The brownie’s creator, the Norwood-based company MariMed, is betting that the Dec. 8 stunt — deployed on “International Brownie Day” — will inspire you to try its new Bubby’s Baked line of full-spectrum baked goods bites, which come in brownie, chocolate chip, and snickerdoodle flavors. 

The gargantuan specimen is actually not high-dose if you crunch the numbers, as Leafly did — each pound of brownie contains 24mg of THC.

“When we first started talking about this, we realized there were several of us who had been infatuated with the Guinness Book of World Records over the years,” said MariMed’s chief product officer and senior vice-president of sales, Ryan Crandall. “And the idea of getting in there was exciting.”

Sadly, after the feat was accomplished, the MariMed team was informed by Guinness that it is not currently accepting records for anything cannabis-related (records for alcohol, however, are accepted). According to Guiness, the world’s current largest (non-medicated) brownie clocked in at a relatively lackluster 250 pounds. Pathetic! 

Regardless of Guiness’s slight, the weed brownie has been a constant in cannabis edibles culture for decades. Versions dating back to the ‘60s and ‘70s were often rudimentary, with the plant’s vegetable matter likely to get caught in one’s teeth via chocolate-y bites (as detailed in historical accounts like San Francisco writer Alia Volz’s biography of her brownie-dealing mother Home Grown). The psychoactive snack came to fame again in the ‘80s and ‘90s when a grandmother named Mary Jane Rathburn brought them illegally to HIV/AIDS patients to help alleviate their symptoms.
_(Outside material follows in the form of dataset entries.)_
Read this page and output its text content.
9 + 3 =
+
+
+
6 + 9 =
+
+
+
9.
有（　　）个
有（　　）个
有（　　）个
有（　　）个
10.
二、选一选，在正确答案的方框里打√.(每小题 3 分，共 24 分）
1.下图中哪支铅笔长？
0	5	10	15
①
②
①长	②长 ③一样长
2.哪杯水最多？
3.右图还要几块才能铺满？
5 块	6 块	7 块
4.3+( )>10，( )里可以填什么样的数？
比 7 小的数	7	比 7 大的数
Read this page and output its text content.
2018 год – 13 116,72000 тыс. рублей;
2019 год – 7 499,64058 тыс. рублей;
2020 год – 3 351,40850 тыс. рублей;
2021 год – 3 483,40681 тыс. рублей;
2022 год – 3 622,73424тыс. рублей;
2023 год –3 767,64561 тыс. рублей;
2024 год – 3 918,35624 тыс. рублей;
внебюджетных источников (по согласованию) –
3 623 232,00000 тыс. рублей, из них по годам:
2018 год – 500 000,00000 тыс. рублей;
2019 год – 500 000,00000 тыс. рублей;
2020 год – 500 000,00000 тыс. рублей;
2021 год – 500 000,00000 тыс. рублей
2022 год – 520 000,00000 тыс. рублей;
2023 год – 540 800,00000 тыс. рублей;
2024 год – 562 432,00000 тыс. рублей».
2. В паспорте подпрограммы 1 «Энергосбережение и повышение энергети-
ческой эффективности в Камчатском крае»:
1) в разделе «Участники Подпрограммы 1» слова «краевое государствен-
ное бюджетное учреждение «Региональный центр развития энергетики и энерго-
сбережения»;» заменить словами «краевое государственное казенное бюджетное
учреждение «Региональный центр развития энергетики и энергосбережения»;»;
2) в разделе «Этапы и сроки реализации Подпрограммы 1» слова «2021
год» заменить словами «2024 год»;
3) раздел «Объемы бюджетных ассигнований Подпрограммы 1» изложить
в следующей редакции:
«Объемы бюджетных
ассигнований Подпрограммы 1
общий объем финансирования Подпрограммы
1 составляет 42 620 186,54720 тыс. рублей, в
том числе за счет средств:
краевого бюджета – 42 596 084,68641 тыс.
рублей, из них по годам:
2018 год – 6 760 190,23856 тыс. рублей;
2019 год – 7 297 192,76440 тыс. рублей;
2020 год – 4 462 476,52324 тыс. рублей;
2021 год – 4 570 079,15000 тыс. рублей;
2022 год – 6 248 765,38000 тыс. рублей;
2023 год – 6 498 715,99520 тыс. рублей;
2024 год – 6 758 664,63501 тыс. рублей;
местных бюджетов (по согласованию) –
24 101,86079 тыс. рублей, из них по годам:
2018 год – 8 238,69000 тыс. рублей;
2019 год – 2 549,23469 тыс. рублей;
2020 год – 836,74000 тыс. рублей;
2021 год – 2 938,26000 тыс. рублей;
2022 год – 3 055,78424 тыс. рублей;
News of the (unofficially) record-breaking brownie may put smiles on the faces of Massachusetts cannabis consumers, but in other ways, five years after the state legalized weed, it’s industry has become a cautionary tale, too. Despite 18,000 employees working in the state’s weed business, $2.2 billion in revenue from the industry, and a majority opinion that legalization has been a good thing, the state still faces some serious issues, according to advocates. For one, local governments wield too much control over the state’s cannabis economy, and secondly, a there’s a lack of opportunities for equity candidates. 

The problems are related. Only 16 of the state’s 194 cannabis companies are operated by participants in the state’s equity program — largely based on the fact that the local jurisdiction in charge of deciding who gets business licenses are not required to take equity issues into account.